As part of efforts to raise awareness of killings of the Rohingya in western Myanmar, Turkish Foreign Minister Ahmet Davutoğlu visited the country on Aug. 8. Prime Minister Recep Tayyip Erdoğan's wife, Emine Erdoğan, and daughter, Sümeyye Erdoğan, as well as the foreign minister's wife, Sare Davutoğlu, accompanied the minister, who met with Sein during his visit, discussing both the humanitarian aid efforts being carried out by Turkey and the Rohingya Muslims' situation.
Decades of discrimination have left the Rohingya stateless, and Myanmar's government considers their 800,000-strong population as foreigners, while many citizens see them as illegal immigrants from neighboring Bangladesh and view them with hostility.
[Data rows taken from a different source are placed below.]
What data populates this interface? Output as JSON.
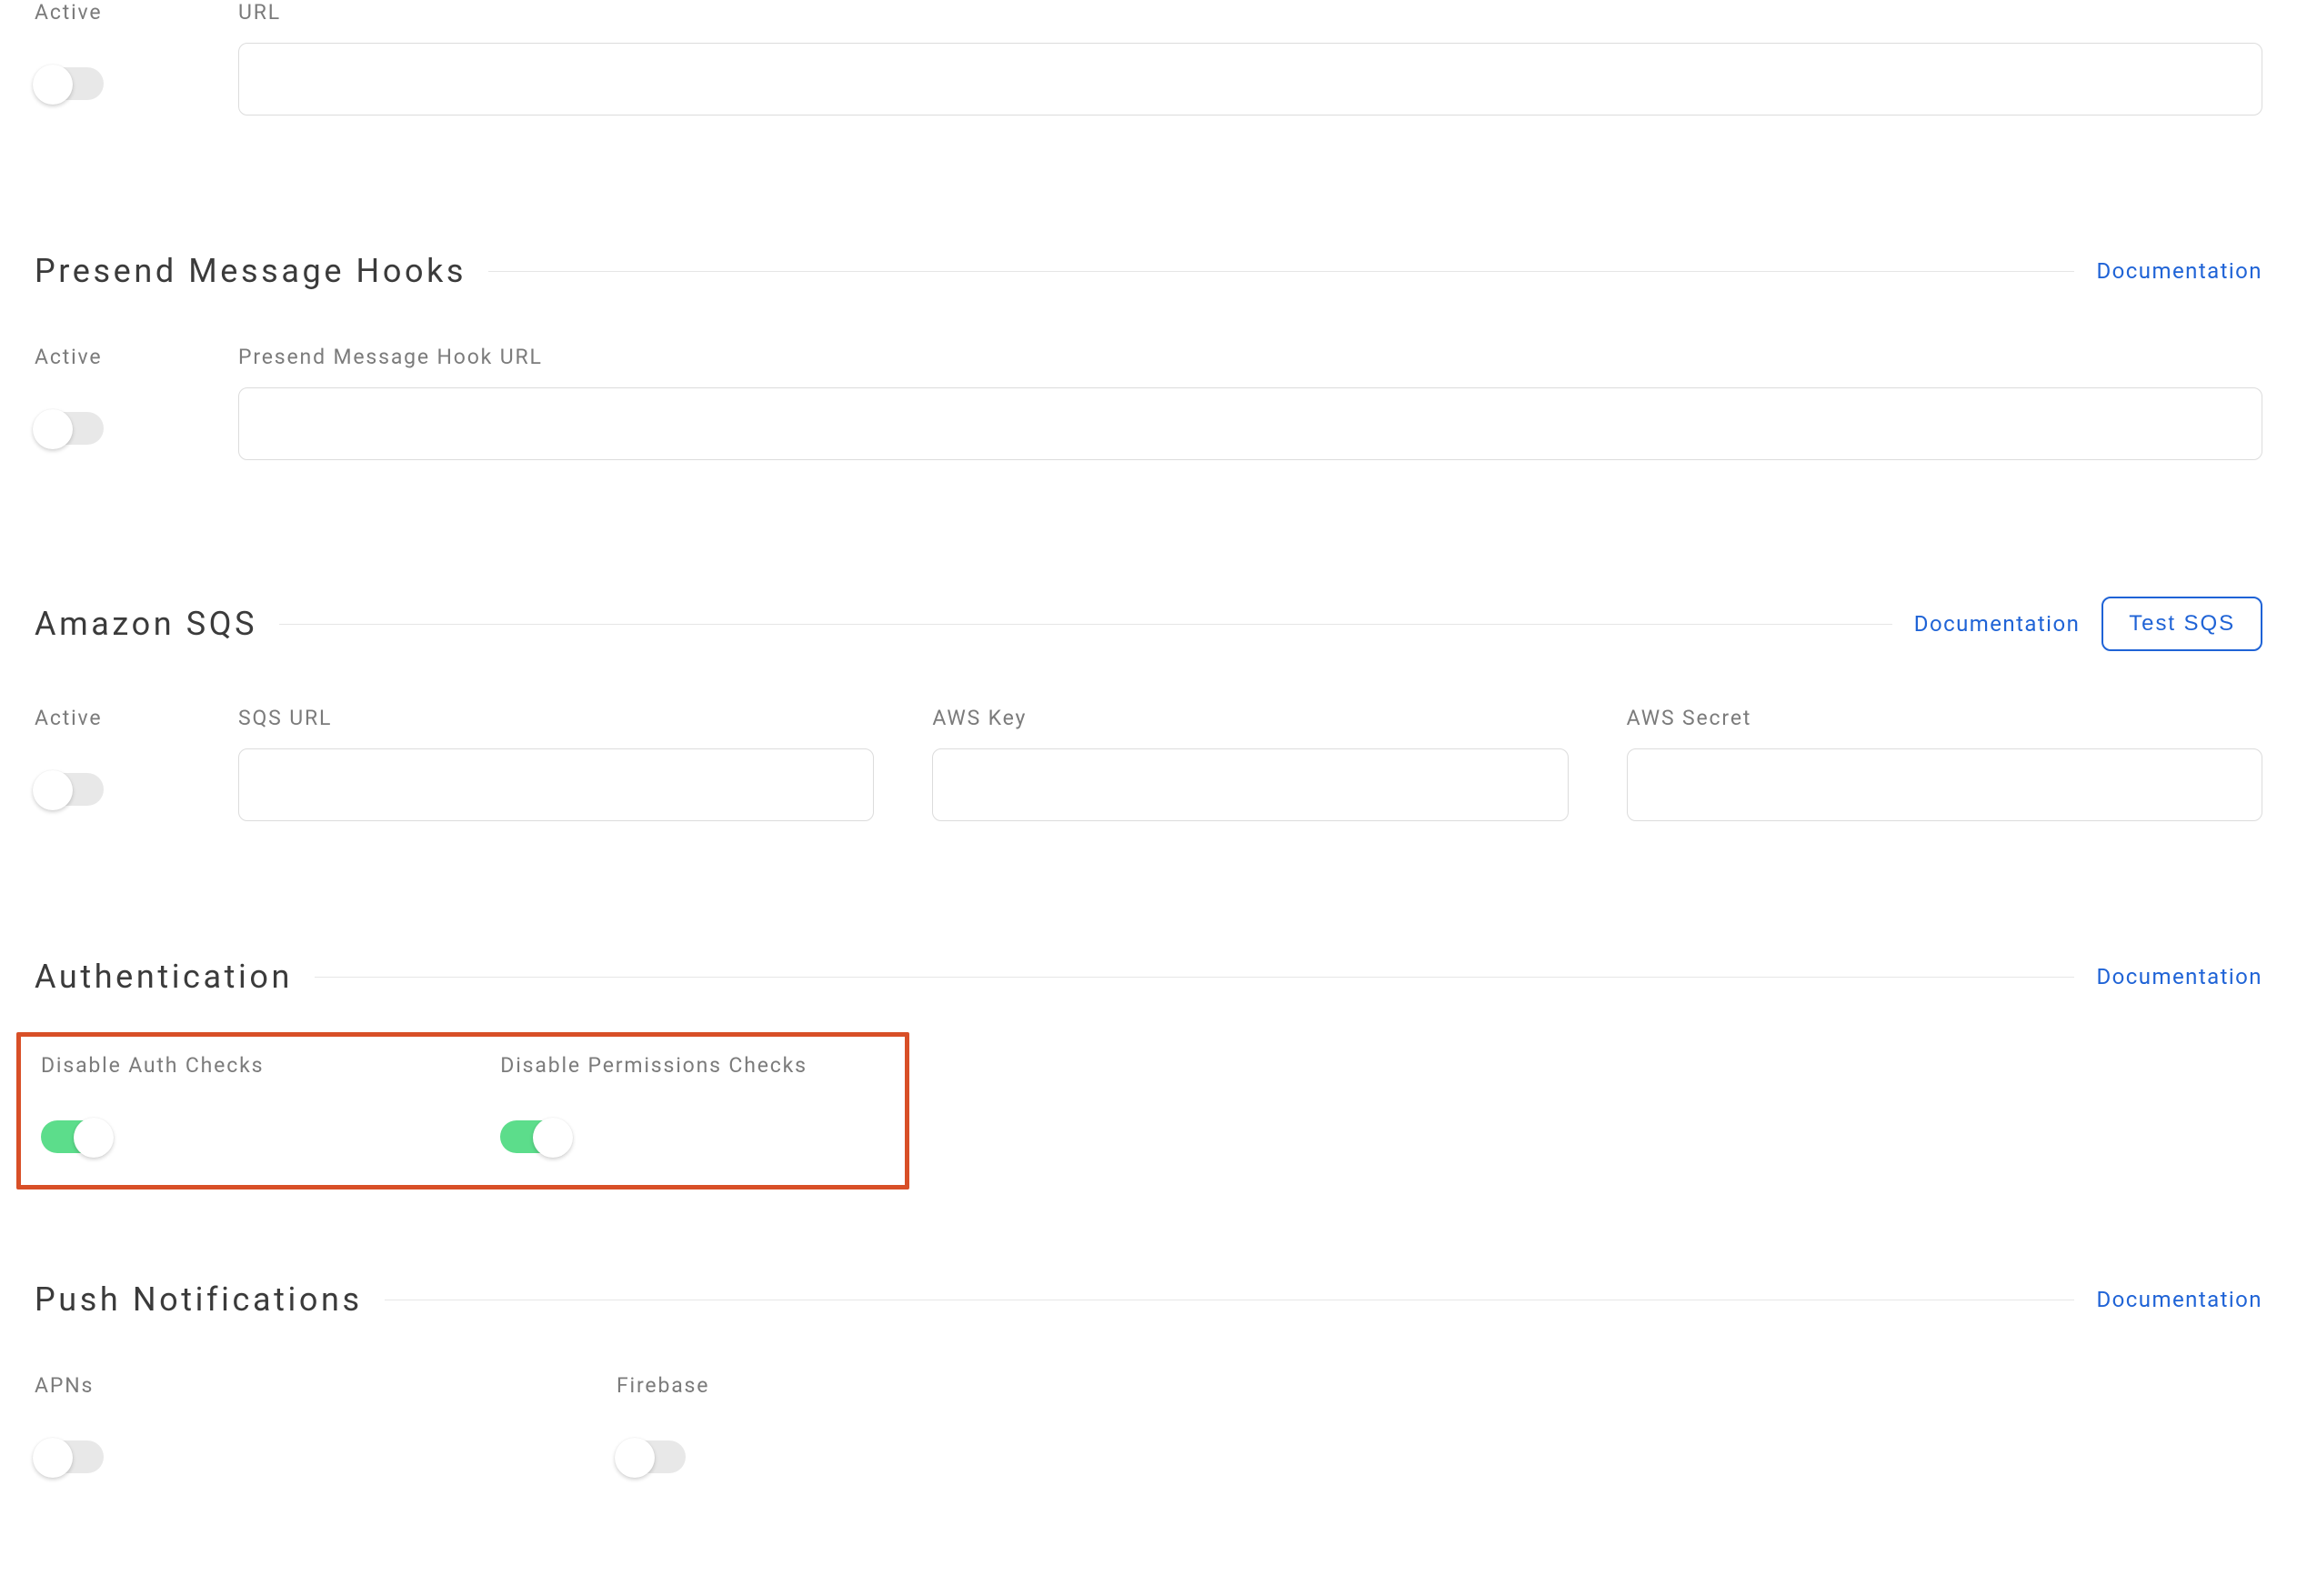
{
  "topRow": {
    "active_label": "Active",
    "active_on": false,
    "url_label": "URL",
    "url_value": ""
  },
  "presend": {
    "title": "Presend Message Hooks",
    "doc_label": "Documentation",
    "active_label": "Active",
    "active_on": false,
    "url_label": "Presend Message Hook URL",
    "url_value": ""
  },
  "sqs": {
    "title": "Amazon SQS",
    "doc_label": "Documentation",
    "test_label": "Test SQS",
    "active_label": "Active",
    "active_on": false,
    "url_label": "SQS URL",
    "url_value": "",
    "key_label": "AWS Key",
    "key_value": "",
    "secret_label": "AWS Secret",
    "secret_value": ""
  },
  "auth": {
    "title": "Authentication",
    "doc_label": "Documentation",
    "disable_auth_label": "Disable Auth Checks",
    "disable_auth_on": true,
    "disable_perm_label": "Disable Permissions Checks",
    "disable_perm_on": true
  },
  "push": {
    "title": "Push Notifications",
    "doc_label": "Documentation",
    "apns_label": "APNs",
    "apns_on": false,
    "firebase_label": "Firebase",
    "firebase_on": false
  }
}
"Political parties, some monks and some individuals are increasing the ethnic hatred. They even approach and lobby both the domestic and overseas Rakhine community," Sein said in a report sent to Myanmar's union parliament on Aug. 17. "Rakhine people are thinking [of terrorizing] the Bengali Muslims living across the country," he said, using a term frequently used in Myanmar for Rohingya.
China returns refugees to Kachin war zone
Meanwhile, China forced at least 1,000 ethnic Kachin refugees who have fled from civil war to return to a combat zone in northern Myanmar this past week and has plans to deport 4,000 more soon, Human Rights Watch said on Aug. 24, according to The Associated Press.
Human Rights Watch urged the Chinese government to stop repatriating the refugees to Myanmar and instead provide temporary protection for them in Yunnan province, which lies along Myanmar's northern border. The group said that while China has provided sanctuary to 7,000-10,000 Kachin refugees in Yunnan, the government has not given them protection or aid, and Chinese authorities have not allowed the United Nations and humanitarian groups to visit the refugees.
The refugees who were deported this week had been living in makeshift camps in China since June 2011, the group said.